Tout
en poursuivant des études de droit à Poitiers,
René Arnoul cultive en secret la poésie. C'est
à cette période qu'il rédige
L'enfance de René Arnoul, publié en 1587. Ce receuil contient ses
Amours, sonnets où il chanta son amour pour une certaine "belle et jeune Catherine De La Place", puis des
Odes et des
Epigrammes imitées de L'
Anthologie Palatine.
Sa carrière d'avocat puis sa charge de conseiller du
frère de Louis XIII le détourne des lettres, il n'aura
donc produit qu'un recueil de jeunesse.
J'avais trois fois cinq ans et trois ans davantage
Quand j'écrivis ces vers témoins de mon ardeur,
Je chantais pour flatter mon ingrate douleur,
Et non pour espérer honneur de mon sevrage.

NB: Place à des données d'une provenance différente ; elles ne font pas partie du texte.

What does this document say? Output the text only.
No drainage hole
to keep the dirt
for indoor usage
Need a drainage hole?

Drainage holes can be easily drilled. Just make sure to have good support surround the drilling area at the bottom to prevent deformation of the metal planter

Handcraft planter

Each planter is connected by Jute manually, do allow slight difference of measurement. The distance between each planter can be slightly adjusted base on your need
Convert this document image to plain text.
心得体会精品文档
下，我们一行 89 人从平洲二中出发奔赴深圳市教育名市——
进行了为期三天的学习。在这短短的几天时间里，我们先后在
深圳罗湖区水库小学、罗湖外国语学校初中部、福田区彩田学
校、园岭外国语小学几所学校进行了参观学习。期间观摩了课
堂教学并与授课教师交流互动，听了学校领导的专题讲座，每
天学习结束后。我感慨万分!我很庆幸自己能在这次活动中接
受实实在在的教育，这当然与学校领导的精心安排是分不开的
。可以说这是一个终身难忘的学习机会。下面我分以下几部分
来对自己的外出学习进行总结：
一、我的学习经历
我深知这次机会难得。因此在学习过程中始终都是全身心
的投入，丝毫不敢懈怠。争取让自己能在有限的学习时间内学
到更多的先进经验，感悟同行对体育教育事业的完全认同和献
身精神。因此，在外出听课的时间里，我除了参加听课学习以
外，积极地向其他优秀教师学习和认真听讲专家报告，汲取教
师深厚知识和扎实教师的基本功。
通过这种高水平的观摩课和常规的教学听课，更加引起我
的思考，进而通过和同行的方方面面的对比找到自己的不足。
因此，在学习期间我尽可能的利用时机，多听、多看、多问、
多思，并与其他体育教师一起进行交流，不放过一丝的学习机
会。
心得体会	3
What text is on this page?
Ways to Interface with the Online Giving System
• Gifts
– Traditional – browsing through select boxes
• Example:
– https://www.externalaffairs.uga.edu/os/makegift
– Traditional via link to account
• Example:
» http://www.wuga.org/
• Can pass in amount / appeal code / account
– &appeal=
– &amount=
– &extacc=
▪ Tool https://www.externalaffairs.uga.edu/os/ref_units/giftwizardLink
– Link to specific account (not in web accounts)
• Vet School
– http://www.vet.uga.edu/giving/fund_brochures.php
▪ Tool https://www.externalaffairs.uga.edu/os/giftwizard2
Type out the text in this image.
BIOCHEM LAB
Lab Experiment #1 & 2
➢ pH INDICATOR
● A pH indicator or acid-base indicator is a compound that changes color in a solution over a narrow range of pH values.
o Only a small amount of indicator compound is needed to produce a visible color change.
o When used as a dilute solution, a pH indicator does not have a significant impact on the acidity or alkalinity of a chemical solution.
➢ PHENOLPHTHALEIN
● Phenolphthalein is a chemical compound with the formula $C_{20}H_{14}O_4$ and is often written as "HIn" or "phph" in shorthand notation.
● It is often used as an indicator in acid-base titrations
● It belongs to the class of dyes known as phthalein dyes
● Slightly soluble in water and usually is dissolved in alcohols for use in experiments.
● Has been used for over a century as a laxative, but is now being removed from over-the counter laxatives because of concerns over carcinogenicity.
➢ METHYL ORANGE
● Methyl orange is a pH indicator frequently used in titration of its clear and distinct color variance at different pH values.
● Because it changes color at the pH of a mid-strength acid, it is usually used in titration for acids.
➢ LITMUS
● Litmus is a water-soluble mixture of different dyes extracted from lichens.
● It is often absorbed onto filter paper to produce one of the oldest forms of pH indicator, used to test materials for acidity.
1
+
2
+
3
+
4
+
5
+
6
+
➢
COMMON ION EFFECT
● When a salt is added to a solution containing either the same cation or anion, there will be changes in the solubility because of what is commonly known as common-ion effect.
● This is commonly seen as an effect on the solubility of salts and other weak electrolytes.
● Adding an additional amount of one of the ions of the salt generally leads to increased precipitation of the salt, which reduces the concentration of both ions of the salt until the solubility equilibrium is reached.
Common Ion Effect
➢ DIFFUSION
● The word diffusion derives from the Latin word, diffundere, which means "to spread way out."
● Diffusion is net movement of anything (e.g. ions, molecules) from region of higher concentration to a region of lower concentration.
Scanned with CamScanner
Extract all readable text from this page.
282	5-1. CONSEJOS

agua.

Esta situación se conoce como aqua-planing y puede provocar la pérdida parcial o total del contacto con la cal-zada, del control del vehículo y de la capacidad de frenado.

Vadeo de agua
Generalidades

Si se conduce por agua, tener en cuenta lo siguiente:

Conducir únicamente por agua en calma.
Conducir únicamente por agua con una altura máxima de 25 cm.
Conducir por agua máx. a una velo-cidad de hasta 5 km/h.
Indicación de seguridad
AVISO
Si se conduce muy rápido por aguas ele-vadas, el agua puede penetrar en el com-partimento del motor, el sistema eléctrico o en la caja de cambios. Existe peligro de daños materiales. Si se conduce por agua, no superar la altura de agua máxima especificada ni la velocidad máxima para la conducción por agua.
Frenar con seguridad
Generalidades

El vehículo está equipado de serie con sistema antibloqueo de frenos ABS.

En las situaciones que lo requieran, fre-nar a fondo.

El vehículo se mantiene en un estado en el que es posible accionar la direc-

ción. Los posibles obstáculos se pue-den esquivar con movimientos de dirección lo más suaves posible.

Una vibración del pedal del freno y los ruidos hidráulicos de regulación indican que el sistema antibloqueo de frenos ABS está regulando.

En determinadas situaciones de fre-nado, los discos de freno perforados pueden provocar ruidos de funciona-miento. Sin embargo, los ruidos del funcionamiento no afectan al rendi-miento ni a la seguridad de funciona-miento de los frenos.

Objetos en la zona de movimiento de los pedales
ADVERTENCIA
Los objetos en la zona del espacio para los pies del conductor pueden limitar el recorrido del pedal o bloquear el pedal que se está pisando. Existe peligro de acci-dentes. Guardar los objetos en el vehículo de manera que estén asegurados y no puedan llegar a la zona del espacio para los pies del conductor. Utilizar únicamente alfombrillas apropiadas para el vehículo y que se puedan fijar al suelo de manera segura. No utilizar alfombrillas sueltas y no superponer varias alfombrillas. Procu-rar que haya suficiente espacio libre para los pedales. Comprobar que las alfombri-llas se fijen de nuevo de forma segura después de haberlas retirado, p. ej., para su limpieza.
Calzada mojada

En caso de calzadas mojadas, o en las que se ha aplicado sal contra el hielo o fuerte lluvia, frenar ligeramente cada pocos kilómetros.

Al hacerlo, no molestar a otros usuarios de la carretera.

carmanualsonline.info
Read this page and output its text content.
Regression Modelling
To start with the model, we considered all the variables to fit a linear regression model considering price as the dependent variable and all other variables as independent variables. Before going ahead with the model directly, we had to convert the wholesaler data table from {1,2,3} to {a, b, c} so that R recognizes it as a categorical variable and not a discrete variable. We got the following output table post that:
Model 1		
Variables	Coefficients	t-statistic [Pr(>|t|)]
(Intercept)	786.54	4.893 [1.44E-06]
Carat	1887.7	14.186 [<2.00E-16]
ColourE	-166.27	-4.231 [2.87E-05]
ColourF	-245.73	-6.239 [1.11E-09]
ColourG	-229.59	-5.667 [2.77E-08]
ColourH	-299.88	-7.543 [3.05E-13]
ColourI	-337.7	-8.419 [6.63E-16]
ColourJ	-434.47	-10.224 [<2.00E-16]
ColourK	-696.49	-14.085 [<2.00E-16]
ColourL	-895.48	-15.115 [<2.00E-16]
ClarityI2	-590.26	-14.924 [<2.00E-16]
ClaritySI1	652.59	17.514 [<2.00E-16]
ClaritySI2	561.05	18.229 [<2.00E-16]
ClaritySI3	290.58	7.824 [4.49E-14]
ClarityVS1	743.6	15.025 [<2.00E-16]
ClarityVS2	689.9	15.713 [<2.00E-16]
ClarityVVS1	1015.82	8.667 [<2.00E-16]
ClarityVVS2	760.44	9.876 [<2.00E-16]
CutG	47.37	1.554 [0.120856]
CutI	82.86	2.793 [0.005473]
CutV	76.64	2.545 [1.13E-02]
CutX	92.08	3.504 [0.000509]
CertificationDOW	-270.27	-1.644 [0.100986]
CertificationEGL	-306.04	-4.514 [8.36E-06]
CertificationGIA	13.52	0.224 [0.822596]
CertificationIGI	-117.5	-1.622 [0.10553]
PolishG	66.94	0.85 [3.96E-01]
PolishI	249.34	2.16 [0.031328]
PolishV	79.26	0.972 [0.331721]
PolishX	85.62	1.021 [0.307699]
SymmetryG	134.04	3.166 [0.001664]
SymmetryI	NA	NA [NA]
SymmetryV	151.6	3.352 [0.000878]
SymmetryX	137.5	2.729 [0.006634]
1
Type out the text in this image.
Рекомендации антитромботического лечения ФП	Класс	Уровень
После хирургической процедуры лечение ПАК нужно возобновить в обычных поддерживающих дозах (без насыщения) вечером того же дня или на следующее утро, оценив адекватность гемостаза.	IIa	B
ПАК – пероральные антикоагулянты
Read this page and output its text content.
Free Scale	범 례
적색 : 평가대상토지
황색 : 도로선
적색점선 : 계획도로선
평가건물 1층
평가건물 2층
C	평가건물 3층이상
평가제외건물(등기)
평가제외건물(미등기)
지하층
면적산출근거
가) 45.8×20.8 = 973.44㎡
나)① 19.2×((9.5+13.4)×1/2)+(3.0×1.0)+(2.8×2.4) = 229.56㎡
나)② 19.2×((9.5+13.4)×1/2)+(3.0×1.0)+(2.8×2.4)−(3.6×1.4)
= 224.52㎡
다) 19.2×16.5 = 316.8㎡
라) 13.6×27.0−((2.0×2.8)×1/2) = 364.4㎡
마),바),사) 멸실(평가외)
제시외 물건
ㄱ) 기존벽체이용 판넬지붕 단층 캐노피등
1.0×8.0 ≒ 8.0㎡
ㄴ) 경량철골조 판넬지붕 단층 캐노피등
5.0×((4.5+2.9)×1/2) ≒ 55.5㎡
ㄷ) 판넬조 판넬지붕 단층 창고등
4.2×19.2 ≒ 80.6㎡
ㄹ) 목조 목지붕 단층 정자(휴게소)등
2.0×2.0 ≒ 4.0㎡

Comme je le sentais, je plaignais mon dommage
Véritable poète à mon propre malheur,
Mon penser incertain me servait de fureur,
Mon tourment de succès, mon espoir de courage.
Pour moi seul j'ai souffert, pour moi seul j'ai chanté ;
Ne pouvant pas beaucoup, beaucoup j'ai tenté,
Sans fard fut mon amour, sans fard furent mes plaintes.
La loi, non le plaisir, me rendit amoureux ;
C'est assez ! qu'on me laisse après tant de contraintes
Faire ce que je dois, dire ce que je peux.